Sunday, March 15, 2009

Split Nine Patch Windmills

When I first began quilting, I never made the same thing twice. I knew that in my lifetime I would never have time to make all the quilts I wanted to make.
However, sometimes there are patterns that are so much fun to make, the cause the quilt is going to is so worthy, or I'm just trying to use my fabric stash, and then I end up making several quilts with similar piecing.
Such is the case with these Split Nine-Patch Windmills. I'm not sure how visible the windmill blades are in the photo of the finished quilt, but I was using fabric from my stash.--I have sometimes made windmill blades that really, really stand out in the quilt.
This is a prayer-quilt and is a great pattern for directional prints because when the blocks are chopped apart and put back together, they can be arranged so that the direction of the print can be maintained.

The basic nine-patch block is a pattern of
The a's are the directional print, the focus fabric, the fabric you want to see in the biggest pieces.
The b's are the windmill blades (that will be sliced in half). The c's are the smallest squares (they'll be sliced vertically and horizontally to make small squares).
For this quilt I cut four and one-half inch strips of fabric. I've made other quilts with three and one-half inch strips. I used wider strips because I wanted to better show off the directional print.

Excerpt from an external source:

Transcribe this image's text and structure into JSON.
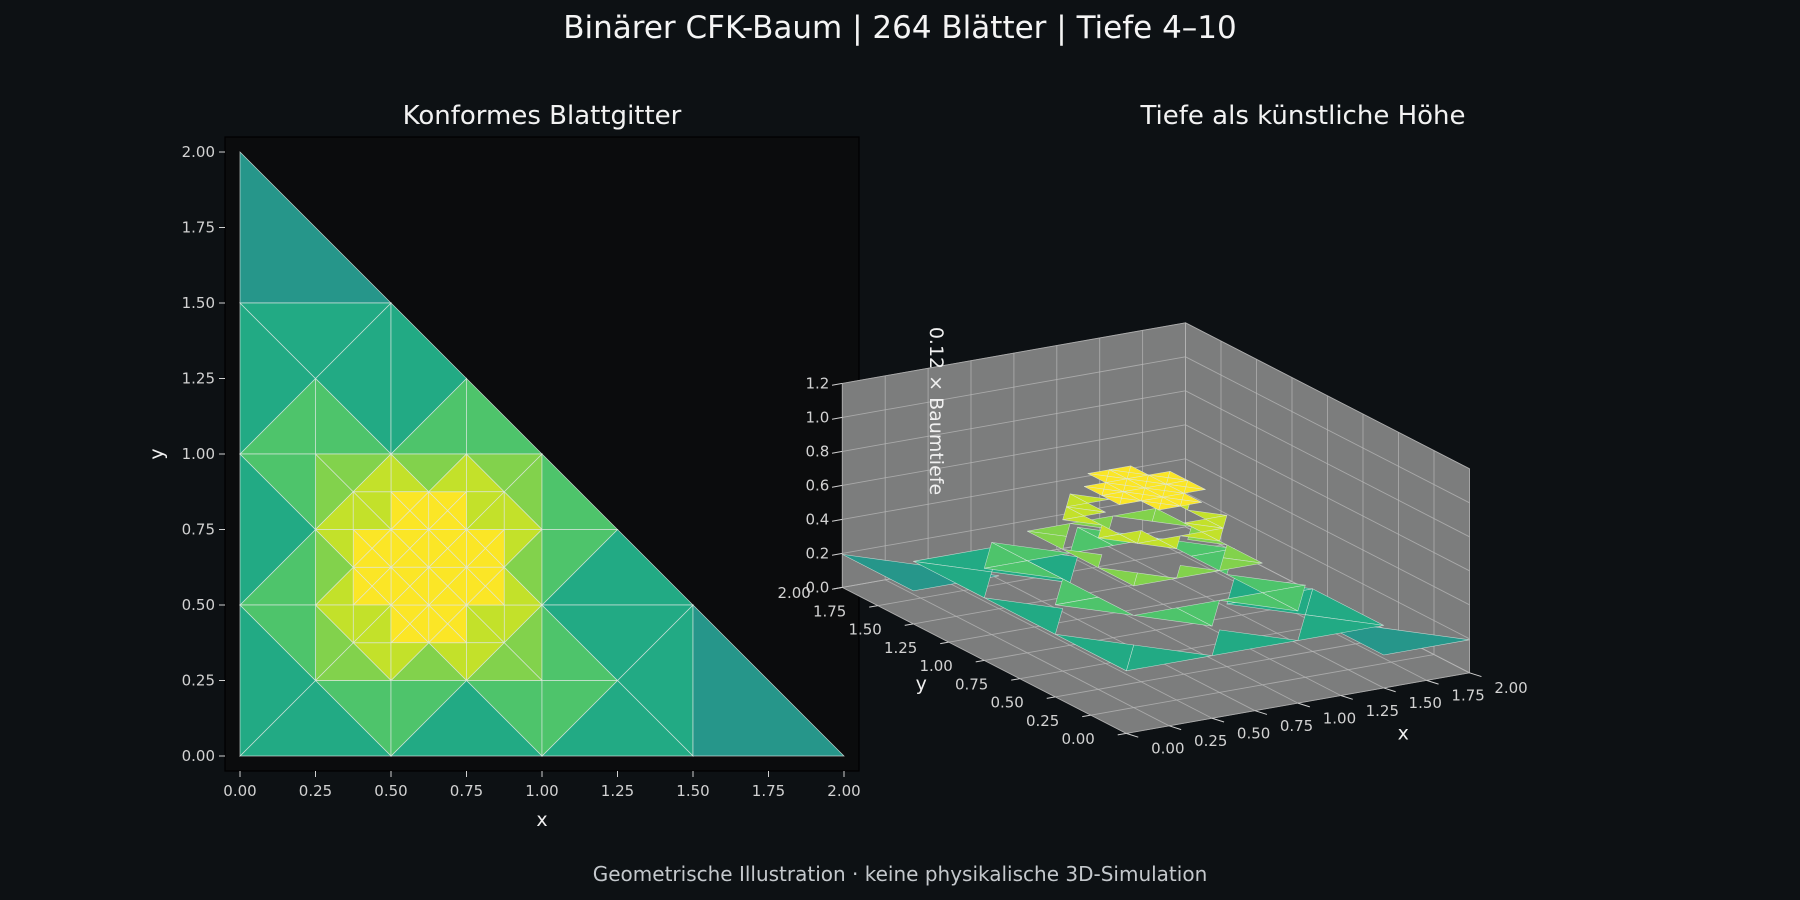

After piecing nine 9-patch blocks, I carefully cut each vertically and horizonatally through the center column and the center row.

I used my 12-1/2 inch Omnigrid ruler so I could be sure everything was well aligned.
Those splits mean the center c-fabric becomes four small squares.

I turn each of the squares so that they make this configuration.
Then I piece them back together so that I have "windmill blades" in the center of the block.
Then I pieced the nine new, rearranged blocks together, and new windmill blades emerged where the edges are joined.

I added a five and one-half inch border (cut width: 6 inches) with four corner blocks.
My finished top is about 46 inches square. It could be made larger by adding multiple borders.
To enlarge one width of backing fabric, I pieced a horizontal and vertical column of solid blocks and set them into the center of the backing fabric, making the backing big enough for the quilt.
Now I just need to pin and quilt it.
I've stopped using basting spray. Although I loved 505 Spray because it doesn't gum up the sewing machine needle, it off-gasses for a long time. I'm certain that can't be healthy to breathe. Although I wash my quilts before our church blesses them and passes them on to people with cancers and other serious diseases, I'm still concerned that there may be enough residue to make them sicker. Therefore, I'm back to pinning prior to quilting--that pinning is not a fun part of quiltmaking for me. However, until the day I can afford a long-arm quilting machine, I will be pinning.
I do wish I had a working treadle sewing machine so I could continue piecing when I have to unplug my machines due to electrical storms or when the power goes off and I can't use my electric sewing machines.